Ngga lama diskusi, sang pejantan harus menunaikan ibadah wajib ‘ain shalat jum’at di mesjid setempat… bismillah…

Rupanya jum’atan di sini punya ritual yang kolot teuing… dua azdan diselingi do’a dan dua khutbah dengan bahasa arab… ahlu sunah wal jama’ah… berbeda, tapi itulah ragam ritual ibadah islam… yang jelas syahadatnya tetep ”asyhadu alla ilaaha illallah wa asyhadu anna muhammadarrasuulullah…”

Rebez jum’atan hari ini lebih banyak diabisin dikontrakkan, nyicil2 laporan gladikarya… iseng2 manfaat ane sendiri nyempetin baca buku targetan “fiqih jurnalistik” ma “ESQ power”… Alhamdulillah sela2 waktu kosong emang lebih banyak dimanfaatin baca buku… lebih iseung lagi nulis2 ngga jelas di laptop… termasuk ni tulisan… harepannya si bisa jadi kenangan manis gladikarya ane… insyaALLAH…
Hari ini cukup segitu dulu kayanya… masih banyak sebenernya aktivitas mah… Cuma udah punya rubric tersendiri dalem blog… heuheu… tunggu aja tanggal maennya…

To be continue……..>>>>>

Friday, August 21, 2009

GK episode 4... 'pak rohim oh pak rohim'


GK episode 4 (16 juli 2009)

Ga berasa hari ke-4 dah menyambut kita… 07.30 menjadi awal pergerakkan GK kita hari ini… pastinya diawalin dengan briefing rutin harian nentuin teknis pergerakkan seharian ini… ampe kira2 dua jam kita briefing kga jelas… tau dah apaan aja tuh yang diomongin… yang jelas baru sekitar jam 9an kita baru bergerak menuju ke kecamatan tuk silaturahim langsung dengan pa camat sekalian cari2 data yang sekiranya diperluin…

Klo mungkin kemaren kita ketemu pa camat sekedar temu sapa doank, kali ini kita bener2 diterima dengan baik di ruang kerjanya… widih manstabbb… ada yang dikit lucu bwt ane pribadi si, begitu kita dateng rupanya pa camat lagi mesen sepatu ma ibu2 tukang kredit… gile, bayangin tukang kredit aja bisa diterima jualan langsung di ruang dinas pa camat… canggih bener… apa camatnya yang gokil ye???… ngga masalah si… detilnya ane denger tuh camat mesen sepatu ukuran 40 warna coklat tua… jiah mantaabbb…..

selese mesen sepatu barulah pa camat menemui kita… jengjengjeng… ngga lama truzz si wina yang emang malemnya abis balik ke dramaga rupanya nyusul dateng ke ruang pa camat… kucluk3… lanjut, dhida sebagai jubir ketika itu kemudian memaparkan maksud kedatangan kita menemui pa zaenal sang camat kita di ciawi… intinya si kita mohon izin dari pihak kecamatan untuk melaksanakan gladikarya selama satu setengah bulan ke depan di desa bendungan, ciawi sekaligus meminta dukungan dan kerjasamanya demi kelancaran pelaksanaan kegiatan kita nantinya… dan Alhamdulillah dengan senang hati beliau sangat mendukung keberadaan dan kegiatan kita di desa bendungan ini… ya iyalah masa diusir… sungguh terlalu….. syukurlah pokoknya………………….

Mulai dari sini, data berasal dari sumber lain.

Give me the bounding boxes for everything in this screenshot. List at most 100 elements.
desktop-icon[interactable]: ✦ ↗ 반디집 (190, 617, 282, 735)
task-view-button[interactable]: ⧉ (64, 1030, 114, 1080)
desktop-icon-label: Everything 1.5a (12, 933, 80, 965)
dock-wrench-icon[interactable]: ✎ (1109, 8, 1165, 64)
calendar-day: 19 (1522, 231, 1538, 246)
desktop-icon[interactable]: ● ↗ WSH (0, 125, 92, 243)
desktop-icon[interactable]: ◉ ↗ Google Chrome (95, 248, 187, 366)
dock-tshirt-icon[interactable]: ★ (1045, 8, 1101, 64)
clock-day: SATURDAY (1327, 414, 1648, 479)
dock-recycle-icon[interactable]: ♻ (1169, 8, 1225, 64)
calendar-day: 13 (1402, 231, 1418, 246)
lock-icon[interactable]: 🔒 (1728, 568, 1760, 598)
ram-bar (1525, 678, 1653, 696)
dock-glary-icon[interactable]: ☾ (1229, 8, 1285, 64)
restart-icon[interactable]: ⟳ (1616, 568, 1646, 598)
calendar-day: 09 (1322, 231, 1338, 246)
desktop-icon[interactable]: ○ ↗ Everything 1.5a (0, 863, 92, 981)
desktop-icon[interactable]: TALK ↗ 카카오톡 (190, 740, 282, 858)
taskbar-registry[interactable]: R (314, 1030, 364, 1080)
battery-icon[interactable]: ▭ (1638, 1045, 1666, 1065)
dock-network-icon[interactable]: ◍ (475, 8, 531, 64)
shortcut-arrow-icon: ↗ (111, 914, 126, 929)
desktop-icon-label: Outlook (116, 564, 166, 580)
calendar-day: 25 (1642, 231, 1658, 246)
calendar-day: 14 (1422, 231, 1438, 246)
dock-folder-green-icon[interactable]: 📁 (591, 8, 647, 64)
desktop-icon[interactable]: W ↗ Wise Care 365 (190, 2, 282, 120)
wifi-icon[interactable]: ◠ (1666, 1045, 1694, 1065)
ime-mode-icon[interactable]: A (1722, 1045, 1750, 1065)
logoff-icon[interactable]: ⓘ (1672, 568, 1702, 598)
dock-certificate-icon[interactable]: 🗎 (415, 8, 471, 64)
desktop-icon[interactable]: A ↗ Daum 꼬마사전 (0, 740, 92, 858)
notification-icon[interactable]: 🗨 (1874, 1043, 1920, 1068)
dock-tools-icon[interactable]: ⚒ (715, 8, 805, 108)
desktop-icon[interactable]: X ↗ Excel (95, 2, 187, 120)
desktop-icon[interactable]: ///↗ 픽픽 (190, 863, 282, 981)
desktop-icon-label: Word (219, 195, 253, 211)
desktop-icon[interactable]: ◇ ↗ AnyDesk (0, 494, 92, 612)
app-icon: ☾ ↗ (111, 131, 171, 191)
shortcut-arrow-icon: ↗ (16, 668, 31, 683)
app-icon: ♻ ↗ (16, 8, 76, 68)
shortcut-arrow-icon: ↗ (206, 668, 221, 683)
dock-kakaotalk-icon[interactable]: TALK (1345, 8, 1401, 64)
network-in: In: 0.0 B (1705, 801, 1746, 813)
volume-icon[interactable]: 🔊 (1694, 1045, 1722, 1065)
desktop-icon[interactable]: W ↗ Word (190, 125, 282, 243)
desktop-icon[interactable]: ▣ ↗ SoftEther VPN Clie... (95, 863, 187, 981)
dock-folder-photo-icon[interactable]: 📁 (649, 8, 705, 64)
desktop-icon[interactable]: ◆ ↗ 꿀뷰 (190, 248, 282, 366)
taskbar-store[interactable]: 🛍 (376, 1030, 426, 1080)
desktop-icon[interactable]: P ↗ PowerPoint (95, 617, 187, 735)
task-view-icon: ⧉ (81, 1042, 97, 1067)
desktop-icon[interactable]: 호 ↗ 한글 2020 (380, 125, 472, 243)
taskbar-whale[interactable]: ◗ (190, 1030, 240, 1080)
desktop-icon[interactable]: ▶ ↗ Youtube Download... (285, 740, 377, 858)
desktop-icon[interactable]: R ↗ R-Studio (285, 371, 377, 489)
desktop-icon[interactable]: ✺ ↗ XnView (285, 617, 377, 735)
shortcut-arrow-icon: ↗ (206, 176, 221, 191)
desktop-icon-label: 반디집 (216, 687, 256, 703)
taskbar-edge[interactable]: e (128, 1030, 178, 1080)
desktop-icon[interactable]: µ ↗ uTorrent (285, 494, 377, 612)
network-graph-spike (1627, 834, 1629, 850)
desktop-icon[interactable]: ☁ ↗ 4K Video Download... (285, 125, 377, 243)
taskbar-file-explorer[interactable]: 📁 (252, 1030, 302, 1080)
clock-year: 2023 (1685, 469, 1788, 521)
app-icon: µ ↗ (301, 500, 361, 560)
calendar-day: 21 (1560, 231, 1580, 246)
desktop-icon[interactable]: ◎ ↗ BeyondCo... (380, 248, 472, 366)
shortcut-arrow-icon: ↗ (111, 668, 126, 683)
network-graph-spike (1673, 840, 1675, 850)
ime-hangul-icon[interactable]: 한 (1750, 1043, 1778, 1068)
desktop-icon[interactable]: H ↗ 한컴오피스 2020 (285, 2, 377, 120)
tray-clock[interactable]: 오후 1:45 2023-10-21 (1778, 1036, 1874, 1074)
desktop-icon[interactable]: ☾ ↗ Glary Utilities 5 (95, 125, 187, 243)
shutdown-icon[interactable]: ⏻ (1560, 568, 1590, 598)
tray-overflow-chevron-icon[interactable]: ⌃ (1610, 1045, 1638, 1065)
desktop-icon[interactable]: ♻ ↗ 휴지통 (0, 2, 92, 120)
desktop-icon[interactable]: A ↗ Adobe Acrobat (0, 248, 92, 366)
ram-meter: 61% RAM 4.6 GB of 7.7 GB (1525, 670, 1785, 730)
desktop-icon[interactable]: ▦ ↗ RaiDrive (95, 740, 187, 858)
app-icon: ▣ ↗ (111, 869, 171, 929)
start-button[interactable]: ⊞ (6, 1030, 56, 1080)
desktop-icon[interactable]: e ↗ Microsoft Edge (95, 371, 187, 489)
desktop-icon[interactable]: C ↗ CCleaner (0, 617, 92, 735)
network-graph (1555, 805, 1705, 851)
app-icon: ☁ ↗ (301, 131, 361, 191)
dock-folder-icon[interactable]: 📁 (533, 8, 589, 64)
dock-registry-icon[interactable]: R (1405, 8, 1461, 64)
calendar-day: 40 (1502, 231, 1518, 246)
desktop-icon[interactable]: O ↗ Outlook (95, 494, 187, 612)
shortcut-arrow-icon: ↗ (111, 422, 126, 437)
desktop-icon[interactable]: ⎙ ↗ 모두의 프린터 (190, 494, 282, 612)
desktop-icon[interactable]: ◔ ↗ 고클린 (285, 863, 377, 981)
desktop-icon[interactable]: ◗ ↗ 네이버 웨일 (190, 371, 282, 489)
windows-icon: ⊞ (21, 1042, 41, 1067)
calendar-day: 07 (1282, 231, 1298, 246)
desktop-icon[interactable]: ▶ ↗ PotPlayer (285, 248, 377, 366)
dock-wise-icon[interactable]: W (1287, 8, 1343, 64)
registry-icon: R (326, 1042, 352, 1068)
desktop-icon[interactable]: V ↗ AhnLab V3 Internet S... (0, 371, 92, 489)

Rebezzz kita ngobrol2 ma pa camat, sebelum bergerak ke agenda berikutnya, kita2 nyempetin dulu tuk futu2 ma pa camatnya… jiah… ada2 aja…

Rupanya agenda kita hari ini bergerak menyusuri seluruh wilayah desa bendungan tuk survey ataw wawancara ke masing2 rw desa bendungan… tim pergerakkan di pecah menjadi 2… ane bergerak ama mami iren, sementara dhida harus bergerak dengan 2 nyonya lainnya revi dan wina… yah selamatlah kau kang…

Tepat kira2 pukul 10.00, cabutlah kita… misi pertama ane adalah mencari monografi desa bendungan di kantor desa… breeeeeeummm (suara motor maksudnya)… tiba di kantor desa, rupanya juru kunci kantor, bapak sekdes kita, pak firdaus udah lagi smsan di aula desa… ada2 ajah tuh kerjaan… tanpa banyak basabasi, sebentar nyapa dan minta izin ane dan iren pun langsung mencatat data monografi yang emang dah terpampang di dinding beralaskan whiteboard itu… ngga banyak yang kita catet, Cuma data2 potensi pertanian yang kayanya belom ada di data desa yang sebelumnya dah kita copy…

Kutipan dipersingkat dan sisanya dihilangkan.